Art, architecture and the senses in Eindhoven and Tilburg
Oktober 2023
Van Abbe museum in Eindhoven, the Netherlands, announced a ‘multi-sensory collection presentation’, called Delinking and Relinking. A good motive to make a trip to this museum with its interesting architecture. And on the way back, pay a visit to De Pont museum in Tilburg, close to Eindhoven (37 km.). First something about the architecture and then about the art experience.
Van Abbe museum in Eindhoven consists of an old building (1936, a listed monument) and a new building (2003). The exterior is a beautiful landscape, with a small river, a nature friendly riverbank, gardens, etc. The main (new) building is constructed around a 27 m. tower with inward sloping walls. All floors open to the central vertical transverse with stairs. This gives nice depth.

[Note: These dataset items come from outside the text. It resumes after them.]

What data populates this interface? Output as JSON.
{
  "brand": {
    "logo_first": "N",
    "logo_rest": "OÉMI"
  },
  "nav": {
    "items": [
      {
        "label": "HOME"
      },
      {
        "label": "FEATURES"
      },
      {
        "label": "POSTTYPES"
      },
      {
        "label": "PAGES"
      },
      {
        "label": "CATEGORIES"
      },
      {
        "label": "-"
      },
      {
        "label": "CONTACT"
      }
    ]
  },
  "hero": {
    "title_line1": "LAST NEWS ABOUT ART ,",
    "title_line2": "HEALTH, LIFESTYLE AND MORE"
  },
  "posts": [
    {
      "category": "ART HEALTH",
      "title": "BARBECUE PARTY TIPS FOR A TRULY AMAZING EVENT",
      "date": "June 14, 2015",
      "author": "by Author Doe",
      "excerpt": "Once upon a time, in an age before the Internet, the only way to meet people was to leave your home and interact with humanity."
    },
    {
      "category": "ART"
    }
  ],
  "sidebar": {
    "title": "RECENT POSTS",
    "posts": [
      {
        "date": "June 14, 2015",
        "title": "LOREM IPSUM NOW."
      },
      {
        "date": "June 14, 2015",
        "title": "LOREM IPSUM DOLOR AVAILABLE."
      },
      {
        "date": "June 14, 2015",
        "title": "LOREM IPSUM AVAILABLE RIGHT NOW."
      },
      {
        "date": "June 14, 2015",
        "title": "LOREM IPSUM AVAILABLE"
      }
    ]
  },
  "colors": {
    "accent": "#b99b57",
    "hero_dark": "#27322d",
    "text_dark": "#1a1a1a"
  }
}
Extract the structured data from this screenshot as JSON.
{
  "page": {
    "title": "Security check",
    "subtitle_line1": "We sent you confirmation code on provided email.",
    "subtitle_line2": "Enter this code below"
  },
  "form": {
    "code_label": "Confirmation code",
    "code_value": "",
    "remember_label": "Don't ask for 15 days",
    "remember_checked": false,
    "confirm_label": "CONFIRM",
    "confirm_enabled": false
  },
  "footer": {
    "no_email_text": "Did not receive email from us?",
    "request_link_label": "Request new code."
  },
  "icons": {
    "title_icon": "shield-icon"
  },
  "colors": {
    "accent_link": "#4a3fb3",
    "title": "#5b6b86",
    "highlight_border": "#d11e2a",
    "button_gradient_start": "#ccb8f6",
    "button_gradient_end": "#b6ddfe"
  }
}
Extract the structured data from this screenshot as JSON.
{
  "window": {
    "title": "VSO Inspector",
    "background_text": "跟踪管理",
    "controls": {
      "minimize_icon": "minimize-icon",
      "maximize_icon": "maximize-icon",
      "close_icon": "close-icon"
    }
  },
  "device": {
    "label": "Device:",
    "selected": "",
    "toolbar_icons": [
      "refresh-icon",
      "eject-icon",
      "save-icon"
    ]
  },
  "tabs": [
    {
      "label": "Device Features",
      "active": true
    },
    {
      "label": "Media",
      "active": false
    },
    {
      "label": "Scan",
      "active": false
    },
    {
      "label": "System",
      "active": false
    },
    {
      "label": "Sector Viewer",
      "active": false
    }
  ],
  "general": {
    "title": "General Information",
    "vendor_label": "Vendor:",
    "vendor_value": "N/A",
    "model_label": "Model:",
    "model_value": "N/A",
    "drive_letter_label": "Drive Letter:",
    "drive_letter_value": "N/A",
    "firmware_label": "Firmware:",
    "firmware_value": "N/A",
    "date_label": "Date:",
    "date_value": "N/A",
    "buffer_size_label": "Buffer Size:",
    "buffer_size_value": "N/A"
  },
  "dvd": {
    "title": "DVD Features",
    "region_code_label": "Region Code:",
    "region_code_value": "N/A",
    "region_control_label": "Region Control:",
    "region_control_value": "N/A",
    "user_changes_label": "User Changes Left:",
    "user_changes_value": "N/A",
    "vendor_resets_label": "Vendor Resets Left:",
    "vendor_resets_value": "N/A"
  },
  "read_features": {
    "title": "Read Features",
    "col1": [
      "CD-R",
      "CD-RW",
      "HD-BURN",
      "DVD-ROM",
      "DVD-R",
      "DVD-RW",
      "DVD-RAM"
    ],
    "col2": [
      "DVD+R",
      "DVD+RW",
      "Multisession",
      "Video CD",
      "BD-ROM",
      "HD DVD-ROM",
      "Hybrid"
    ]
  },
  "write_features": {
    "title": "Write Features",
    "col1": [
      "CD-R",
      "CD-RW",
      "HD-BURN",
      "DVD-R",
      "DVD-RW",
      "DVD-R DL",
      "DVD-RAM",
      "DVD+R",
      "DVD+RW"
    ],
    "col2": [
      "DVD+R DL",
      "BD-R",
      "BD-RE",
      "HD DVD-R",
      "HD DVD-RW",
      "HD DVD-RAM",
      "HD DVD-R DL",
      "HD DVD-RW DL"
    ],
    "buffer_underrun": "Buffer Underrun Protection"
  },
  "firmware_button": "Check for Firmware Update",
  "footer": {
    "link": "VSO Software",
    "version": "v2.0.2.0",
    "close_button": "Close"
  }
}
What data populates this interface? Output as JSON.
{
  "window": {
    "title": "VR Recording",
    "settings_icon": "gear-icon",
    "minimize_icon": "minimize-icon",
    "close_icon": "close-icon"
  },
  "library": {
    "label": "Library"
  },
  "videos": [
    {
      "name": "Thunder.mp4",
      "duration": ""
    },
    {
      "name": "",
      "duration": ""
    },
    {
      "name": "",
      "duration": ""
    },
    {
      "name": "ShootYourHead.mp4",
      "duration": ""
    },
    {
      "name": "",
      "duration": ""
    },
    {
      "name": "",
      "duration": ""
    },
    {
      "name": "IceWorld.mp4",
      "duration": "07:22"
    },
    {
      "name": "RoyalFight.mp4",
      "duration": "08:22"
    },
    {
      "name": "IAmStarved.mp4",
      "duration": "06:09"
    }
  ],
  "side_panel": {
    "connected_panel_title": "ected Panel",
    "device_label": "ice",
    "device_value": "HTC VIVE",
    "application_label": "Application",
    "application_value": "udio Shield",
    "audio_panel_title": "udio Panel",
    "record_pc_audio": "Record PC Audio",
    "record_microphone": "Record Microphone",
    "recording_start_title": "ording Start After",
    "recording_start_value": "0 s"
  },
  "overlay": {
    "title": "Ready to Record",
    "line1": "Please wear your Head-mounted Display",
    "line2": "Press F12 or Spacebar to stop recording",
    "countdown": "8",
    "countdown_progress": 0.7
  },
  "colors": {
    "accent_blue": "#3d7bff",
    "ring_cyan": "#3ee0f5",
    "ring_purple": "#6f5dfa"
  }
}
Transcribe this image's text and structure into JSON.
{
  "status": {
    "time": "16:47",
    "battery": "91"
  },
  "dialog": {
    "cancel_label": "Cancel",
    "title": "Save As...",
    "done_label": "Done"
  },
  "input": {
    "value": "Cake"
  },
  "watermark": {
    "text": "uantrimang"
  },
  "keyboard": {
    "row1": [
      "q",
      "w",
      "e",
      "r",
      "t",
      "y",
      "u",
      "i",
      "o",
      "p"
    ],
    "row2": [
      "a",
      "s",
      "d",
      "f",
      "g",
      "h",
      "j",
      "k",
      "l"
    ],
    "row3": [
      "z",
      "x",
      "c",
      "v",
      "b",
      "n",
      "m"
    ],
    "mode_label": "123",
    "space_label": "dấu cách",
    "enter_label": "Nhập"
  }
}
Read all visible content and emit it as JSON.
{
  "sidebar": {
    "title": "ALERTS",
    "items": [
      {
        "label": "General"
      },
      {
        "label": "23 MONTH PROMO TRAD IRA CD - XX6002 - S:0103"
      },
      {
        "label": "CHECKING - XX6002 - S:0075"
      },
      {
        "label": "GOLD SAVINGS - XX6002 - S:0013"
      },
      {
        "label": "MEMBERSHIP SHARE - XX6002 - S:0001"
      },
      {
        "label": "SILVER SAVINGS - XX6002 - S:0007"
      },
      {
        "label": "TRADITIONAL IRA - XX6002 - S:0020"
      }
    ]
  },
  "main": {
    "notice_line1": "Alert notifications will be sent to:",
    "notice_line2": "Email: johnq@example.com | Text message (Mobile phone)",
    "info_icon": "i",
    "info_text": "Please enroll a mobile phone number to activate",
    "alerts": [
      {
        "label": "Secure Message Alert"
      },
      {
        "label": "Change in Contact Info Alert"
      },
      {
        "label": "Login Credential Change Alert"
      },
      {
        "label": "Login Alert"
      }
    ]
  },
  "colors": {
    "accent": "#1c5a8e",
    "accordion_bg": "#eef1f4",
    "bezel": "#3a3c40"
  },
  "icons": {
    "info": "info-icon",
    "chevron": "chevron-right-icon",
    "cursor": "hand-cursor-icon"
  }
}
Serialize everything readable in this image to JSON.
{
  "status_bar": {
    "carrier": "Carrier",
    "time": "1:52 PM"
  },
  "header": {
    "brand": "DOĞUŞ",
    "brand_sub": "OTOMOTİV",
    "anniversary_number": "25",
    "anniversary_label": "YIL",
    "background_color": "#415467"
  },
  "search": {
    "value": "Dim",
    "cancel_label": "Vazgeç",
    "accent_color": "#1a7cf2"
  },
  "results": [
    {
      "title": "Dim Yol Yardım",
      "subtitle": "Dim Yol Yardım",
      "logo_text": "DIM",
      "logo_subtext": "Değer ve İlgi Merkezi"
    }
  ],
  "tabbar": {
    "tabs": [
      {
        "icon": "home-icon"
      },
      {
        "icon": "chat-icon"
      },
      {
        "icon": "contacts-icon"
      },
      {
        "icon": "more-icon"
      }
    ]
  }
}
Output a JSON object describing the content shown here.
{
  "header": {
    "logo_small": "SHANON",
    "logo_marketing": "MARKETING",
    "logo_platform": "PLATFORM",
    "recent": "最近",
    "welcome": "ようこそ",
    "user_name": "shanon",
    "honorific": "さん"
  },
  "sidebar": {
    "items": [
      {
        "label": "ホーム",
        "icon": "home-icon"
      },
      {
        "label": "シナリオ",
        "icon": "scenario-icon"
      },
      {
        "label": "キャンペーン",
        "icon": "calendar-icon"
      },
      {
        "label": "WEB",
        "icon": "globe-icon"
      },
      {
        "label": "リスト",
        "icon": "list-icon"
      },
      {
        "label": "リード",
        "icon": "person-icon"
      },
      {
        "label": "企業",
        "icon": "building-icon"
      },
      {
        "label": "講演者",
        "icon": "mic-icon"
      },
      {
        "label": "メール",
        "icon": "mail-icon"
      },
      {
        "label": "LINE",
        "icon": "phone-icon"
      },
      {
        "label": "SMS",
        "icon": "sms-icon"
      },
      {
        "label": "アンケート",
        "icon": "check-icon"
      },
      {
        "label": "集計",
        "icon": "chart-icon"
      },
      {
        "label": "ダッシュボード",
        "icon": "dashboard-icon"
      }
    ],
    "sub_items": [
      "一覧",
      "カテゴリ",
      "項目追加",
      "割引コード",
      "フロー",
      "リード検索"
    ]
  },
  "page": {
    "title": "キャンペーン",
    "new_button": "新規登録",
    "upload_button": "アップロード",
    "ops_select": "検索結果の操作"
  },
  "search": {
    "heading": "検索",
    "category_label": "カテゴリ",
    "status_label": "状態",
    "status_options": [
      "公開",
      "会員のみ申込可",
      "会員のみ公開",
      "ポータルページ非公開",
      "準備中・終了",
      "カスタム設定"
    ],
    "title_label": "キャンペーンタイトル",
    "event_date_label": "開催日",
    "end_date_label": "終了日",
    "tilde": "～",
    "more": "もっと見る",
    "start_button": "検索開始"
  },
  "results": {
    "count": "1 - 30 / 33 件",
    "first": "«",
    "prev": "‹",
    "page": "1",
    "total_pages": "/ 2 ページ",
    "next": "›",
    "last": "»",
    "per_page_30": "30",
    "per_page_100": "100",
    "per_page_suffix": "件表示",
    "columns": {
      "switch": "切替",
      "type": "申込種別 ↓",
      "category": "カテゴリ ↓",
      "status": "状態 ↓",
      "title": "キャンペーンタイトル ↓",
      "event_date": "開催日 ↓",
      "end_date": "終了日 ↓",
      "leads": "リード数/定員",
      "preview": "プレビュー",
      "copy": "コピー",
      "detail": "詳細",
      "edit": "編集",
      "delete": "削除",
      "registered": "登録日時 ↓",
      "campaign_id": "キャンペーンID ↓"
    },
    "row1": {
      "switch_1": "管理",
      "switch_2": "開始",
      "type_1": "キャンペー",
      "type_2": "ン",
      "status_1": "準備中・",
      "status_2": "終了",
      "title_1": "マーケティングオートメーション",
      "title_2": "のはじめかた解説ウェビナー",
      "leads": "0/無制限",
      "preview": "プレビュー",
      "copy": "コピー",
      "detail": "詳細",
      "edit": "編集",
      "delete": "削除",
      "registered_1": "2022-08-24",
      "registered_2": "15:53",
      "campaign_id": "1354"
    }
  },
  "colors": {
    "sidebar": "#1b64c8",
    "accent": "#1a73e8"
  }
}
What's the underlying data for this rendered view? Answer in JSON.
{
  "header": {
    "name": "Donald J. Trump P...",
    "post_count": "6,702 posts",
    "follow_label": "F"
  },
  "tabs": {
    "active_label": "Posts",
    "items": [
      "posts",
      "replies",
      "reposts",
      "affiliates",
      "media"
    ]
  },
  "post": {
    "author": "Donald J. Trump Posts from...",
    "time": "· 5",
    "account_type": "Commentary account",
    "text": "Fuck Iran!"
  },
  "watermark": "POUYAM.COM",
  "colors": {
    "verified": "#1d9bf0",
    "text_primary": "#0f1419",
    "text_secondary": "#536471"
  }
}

The museum states “The museum initially seems to be a labyrinth, but you will soon discover that it provides space for intimate presentations as well as large-scale exhibitions and monumental installations.” At the end of my visit (and I visited the museum before) it was still a kind of labyrinth. Not a problem, the tower space is always a reference point, and my sense of direction and sense of space were activated. The museum is very enjoyable to just wonder around and discover the various spaces. The museum café is beautiful and even better is the open-air terrace overlooking the garden and the water. The water makes comforting sounds, the scents of the garden smell good.
De Pont museum in Tilburg is a quite different place. It is a former wool-spinning mill and opened in 1992. In 2016 a new wing with space for photography and video, a new café, an open-air terrace, and a beautiful small garden were opened. The wool mill was kept as much as possible in its original form, meaning that the museum has a characteristic sawtooth roof that gives much daylight. The ‘wool-storage rooms’ provide intimate small spaces for special exhibits.
The space of De Pont is unlike Van Abbe. De Pont consists of very big space plus corridors and small rooms, the latter is more of a labyrinth, The new wing of De Pont joins seamlessly. The impression of the De Pont building is positive due to the light and the big spaces. The museum is equipped for bigger installations.
Multi-sensory art? Van Abbe museum explains “With over 25 multi-sensory tools, including texts in Braille, scent interpretations, tactile drawings and soundscapes, Delinking and Relinking represents the first, fully multi-sensory collection display in the Netherlands. Besides enriching the museum experience for everyone, the exhibition is accessible to a wide audience, including visually or hearing-impaired visitors and wheelchair users.” The museum has made reliefs of paintings, added sound, scent paper strips, etc.
Van Abbe has done a major exercise in trying to enrich the museum's art experience; not just looking at things but also experience something else. It is worth a visit. My personal experience of the exhibition is that touch, small and sound are added sensual experiences, but they are not integrated, and perhaps cannot be. Perhaps you can imagine if you look at the two pictures below. The first shows a painting and a relief of the painting. Touching the relief did not give me a richer experience of the painting. Same for 'walking in a Mondriaan' (second picture), and for the scent paper strips.
In De Pont museum one finds a special art object. It is by Wolfgang Laib and is 'beeswax on a wooden construction'. It is a small corridor – passageway – that ends in the complete dark. The walls and ceilings are covered with slabs of beeswax, irregularly stacked. This artwork really touches the senses: - the beeswax is a very present scent (rather pleasant); - I entered the passageway and after walking a few meters I ended up in the complete dark, without sense of space and orientation. Instead of my eyes, my hands touching the beeswax slabs gave me information on the space in which I found myself; - it is silent, so my ears 'hear' silence instead of soft background noise. My sense of space and sense of direction were activated and a bit confused. What I could not do, is stay and experience the space for a bit longer time. Perhaps a next time during a quiet weekday.
The multi-sensory art presentation in Van Abbe runs till 2025. The corridor of beeswax in De Pont is part of the permanent collection. So, there is time to experience the architecture and the art. Moreover, both cities Eindhoven and Tilburg have more interesting modern architecture than their modern art museums.